JEALOUSY, BY ITSELF, DOES NOT CONSTITUTE A BASE MOTIVE
Keywords:
jealousy, base motive, violent emotion, criminal lawAbstract
This study examines whether jealousy, taken alone, can ground the qualifying circumstance of a “base motive” in crimes such as homicide, setting criteria to distinguish understandable emotion from legally relevant vileness. It departs from the paper’s core question — whether jealousy by itself qualifies the offence — and recognizes that the intensity and forms of manifestation of this feeling may influence legal classification without entailing automatic qualification. The aim is to provide subsumption parameters and avoid presumptions that detach the analysis from the factual context. Methodologically, it adopts an analytical, interdisciplinary literature review (law, psychology and neuroscience) covering scholarship, scientific articles and case law.

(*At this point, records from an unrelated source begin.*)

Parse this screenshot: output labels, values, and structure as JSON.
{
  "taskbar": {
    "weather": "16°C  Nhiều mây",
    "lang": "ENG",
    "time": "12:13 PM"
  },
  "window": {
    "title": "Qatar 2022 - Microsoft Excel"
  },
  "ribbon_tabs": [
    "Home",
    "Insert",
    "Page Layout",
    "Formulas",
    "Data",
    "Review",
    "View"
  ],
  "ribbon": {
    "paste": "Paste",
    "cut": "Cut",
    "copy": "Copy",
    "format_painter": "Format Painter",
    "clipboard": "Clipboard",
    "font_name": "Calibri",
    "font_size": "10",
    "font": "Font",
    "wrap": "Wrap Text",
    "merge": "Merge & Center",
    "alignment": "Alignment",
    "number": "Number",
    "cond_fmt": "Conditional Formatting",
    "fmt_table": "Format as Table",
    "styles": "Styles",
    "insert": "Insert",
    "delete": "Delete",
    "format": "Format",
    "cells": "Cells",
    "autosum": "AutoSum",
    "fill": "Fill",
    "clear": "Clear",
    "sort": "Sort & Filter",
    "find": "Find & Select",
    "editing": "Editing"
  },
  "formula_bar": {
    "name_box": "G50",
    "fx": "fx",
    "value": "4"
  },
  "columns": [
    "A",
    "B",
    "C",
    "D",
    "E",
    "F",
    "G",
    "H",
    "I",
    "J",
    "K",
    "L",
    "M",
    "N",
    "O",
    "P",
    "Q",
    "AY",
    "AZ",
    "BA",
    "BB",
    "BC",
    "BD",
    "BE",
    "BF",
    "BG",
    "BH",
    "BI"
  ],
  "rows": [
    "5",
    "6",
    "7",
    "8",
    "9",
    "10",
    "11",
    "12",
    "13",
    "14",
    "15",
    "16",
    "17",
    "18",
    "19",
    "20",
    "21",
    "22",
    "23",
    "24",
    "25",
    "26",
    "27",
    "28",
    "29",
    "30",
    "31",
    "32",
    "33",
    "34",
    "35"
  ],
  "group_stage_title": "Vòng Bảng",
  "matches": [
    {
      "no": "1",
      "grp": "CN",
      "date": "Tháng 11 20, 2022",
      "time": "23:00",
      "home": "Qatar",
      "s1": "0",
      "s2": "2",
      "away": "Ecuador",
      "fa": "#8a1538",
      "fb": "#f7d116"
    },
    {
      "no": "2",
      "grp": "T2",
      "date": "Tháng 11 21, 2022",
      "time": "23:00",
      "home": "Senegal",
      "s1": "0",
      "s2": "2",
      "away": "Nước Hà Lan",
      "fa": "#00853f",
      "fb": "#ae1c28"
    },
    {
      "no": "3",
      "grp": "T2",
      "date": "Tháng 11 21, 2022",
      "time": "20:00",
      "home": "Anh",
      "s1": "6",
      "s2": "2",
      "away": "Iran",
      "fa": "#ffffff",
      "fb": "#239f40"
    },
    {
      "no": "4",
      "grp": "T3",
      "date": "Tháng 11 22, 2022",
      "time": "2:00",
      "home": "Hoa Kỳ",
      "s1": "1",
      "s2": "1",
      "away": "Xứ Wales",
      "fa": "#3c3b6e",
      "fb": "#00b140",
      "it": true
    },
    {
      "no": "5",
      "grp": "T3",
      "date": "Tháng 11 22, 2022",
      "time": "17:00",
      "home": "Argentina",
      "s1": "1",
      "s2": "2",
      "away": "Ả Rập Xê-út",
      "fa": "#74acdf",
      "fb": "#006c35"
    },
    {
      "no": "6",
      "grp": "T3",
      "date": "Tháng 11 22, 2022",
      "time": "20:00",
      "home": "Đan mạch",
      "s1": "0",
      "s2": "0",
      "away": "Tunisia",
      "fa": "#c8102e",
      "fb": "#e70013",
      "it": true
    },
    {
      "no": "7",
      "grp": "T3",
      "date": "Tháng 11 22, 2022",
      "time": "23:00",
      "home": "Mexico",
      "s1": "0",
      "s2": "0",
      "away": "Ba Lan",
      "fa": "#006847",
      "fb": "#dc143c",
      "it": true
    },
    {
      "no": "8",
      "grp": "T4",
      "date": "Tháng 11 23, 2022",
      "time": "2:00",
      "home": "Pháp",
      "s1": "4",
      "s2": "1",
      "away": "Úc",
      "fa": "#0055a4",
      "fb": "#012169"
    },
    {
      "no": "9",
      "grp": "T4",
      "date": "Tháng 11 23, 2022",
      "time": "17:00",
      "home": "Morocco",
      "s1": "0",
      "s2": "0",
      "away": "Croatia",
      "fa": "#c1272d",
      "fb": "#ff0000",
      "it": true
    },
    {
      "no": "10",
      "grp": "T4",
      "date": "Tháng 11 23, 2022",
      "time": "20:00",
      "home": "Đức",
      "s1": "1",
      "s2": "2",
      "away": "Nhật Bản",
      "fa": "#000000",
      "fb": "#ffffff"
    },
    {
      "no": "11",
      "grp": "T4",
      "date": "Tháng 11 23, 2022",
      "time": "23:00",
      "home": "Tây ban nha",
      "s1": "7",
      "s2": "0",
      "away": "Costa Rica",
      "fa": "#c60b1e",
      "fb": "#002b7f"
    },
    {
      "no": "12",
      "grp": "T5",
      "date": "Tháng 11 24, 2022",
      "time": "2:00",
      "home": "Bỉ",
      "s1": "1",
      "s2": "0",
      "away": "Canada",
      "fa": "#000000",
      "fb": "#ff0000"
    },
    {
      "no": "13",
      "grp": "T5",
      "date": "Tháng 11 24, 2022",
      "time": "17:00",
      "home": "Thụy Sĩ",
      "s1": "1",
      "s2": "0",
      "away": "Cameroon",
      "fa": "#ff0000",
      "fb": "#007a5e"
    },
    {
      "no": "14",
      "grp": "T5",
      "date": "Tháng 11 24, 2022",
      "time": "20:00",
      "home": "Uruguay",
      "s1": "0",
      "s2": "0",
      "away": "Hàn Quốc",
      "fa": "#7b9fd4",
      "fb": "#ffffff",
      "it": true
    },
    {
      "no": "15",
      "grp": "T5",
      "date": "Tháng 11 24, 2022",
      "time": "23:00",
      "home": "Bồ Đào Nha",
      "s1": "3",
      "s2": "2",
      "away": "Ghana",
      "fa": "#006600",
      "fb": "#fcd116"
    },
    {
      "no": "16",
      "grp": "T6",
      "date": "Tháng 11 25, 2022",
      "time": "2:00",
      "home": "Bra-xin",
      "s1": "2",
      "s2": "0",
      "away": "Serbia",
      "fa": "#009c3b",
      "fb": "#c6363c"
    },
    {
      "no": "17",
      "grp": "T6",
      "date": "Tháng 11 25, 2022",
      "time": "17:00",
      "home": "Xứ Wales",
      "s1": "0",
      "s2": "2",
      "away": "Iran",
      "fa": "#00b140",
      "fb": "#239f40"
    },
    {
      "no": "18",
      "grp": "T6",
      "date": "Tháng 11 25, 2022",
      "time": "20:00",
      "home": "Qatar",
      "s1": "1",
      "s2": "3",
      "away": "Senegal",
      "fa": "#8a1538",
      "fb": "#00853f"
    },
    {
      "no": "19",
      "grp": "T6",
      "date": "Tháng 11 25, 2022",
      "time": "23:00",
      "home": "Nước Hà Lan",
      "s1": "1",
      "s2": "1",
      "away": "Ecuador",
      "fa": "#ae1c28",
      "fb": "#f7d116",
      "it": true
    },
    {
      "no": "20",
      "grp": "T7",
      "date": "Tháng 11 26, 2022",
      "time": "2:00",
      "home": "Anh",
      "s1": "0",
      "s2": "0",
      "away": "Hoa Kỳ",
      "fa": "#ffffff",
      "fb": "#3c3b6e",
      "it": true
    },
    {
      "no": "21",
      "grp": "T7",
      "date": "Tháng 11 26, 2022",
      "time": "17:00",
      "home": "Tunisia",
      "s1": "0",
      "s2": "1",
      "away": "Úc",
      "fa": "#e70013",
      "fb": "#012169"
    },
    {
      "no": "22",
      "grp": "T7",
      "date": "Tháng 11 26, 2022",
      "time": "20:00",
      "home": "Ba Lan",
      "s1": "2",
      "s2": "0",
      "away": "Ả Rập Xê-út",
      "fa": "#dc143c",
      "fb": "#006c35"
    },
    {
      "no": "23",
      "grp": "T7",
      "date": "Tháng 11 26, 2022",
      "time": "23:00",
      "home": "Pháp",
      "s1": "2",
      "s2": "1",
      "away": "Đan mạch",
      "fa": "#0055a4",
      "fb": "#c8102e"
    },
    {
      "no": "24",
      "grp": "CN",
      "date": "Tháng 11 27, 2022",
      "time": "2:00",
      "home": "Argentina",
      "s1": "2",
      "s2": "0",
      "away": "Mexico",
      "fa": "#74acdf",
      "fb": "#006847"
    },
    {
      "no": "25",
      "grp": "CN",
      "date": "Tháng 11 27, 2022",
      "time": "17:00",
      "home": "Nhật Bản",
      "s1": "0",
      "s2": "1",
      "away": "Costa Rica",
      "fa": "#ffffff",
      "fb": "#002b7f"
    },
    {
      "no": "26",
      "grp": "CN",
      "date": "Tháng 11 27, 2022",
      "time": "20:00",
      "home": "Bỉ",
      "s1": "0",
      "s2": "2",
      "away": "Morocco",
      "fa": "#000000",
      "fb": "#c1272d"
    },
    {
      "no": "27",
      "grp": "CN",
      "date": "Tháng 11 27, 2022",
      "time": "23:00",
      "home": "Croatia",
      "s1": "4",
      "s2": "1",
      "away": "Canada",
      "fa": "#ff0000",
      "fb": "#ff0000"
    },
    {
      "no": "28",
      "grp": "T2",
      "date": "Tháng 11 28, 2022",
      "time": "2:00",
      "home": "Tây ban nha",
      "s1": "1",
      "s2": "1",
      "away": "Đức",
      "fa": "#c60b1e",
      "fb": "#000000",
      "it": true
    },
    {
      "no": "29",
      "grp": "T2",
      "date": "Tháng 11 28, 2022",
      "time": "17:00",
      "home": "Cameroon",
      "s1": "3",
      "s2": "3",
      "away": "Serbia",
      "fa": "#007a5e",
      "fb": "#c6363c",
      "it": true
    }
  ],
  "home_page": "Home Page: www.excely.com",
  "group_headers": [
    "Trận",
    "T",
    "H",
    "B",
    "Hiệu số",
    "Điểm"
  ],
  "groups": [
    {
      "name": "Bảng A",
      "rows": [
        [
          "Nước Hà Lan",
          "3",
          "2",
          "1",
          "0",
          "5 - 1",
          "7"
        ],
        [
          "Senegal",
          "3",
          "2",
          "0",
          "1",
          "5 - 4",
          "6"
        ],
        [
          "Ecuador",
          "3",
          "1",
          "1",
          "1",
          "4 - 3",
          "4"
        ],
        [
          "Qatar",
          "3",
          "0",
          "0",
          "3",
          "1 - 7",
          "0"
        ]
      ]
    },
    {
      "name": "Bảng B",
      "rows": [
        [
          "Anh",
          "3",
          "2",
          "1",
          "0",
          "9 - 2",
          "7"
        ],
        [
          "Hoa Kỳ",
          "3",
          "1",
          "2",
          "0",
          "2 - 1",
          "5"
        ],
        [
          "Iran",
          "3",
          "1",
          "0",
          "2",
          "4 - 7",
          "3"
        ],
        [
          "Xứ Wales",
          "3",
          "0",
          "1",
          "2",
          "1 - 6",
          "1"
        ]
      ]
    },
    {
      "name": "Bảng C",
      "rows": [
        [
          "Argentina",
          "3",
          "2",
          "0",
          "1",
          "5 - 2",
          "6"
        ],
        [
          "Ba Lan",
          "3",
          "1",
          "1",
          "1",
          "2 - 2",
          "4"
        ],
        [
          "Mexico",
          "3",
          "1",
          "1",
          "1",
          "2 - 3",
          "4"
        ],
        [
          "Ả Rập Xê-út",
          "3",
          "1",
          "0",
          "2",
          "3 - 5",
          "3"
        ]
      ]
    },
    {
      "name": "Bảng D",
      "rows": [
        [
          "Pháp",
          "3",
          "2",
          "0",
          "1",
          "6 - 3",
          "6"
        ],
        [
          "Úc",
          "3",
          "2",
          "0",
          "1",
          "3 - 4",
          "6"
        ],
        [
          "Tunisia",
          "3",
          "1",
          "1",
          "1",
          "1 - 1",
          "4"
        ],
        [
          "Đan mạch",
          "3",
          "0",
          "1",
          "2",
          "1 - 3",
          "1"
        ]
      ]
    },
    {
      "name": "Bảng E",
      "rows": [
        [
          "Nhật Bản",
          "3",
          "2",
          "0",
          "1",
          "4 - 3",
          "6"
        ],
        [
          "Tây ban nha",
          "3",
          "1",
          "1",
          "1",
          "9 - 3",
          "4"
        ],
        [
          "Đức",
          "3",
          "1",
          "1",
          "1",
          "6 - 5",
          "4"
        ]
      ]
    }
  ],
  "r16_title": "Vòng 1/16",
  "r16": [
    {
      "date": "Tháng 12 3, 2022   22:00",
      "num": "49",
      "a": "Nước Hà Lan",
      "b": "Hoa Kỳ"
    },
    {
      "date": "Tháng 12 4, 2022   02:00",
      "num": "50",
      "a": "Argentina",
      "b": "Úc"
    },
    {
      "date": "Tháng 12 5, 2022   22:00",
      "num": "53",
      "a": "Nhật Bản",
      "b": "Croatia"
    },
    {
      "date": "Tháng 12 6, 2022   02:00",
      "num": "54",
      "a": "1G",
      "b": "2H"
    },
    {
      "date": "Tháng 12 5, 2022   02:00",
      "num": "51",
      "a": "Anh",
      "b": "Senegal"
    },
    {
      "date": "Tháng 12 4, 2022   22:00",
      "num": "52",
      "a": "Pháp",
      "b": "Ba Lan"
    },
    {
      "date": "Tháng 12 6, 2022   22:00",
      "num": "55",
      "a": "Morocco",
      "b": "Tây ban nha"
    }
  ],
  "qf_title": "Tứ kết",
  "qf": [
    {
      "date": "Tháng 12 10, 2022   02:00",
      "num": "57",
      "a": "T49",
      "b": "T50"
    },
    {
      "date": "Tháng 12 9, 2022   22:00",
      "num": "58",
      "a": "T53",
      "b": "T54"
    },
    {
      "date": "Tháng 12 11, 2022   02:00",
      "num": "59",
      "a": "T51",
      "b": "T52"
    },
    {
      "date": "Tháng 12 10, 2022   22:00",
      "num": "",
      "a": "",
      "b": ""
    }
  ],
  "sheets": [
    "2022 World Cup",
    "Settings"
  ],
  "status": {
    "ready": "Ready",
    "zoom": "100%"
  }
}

The findings indicate that, although jealousy may be present in blameworthy behaviour, it does not, by itself, amount to baseness: the qualifier requires additional, objectively reprehensible circumstances (ignoble ends, cruelty, abjection) that heighten the motive’s censure. It concludes that subsumption must consider the full evidentiary record: mere invocation of jealousy — absent other elements showing lowness — is insufficient to qualify the crime on grounds of baseness.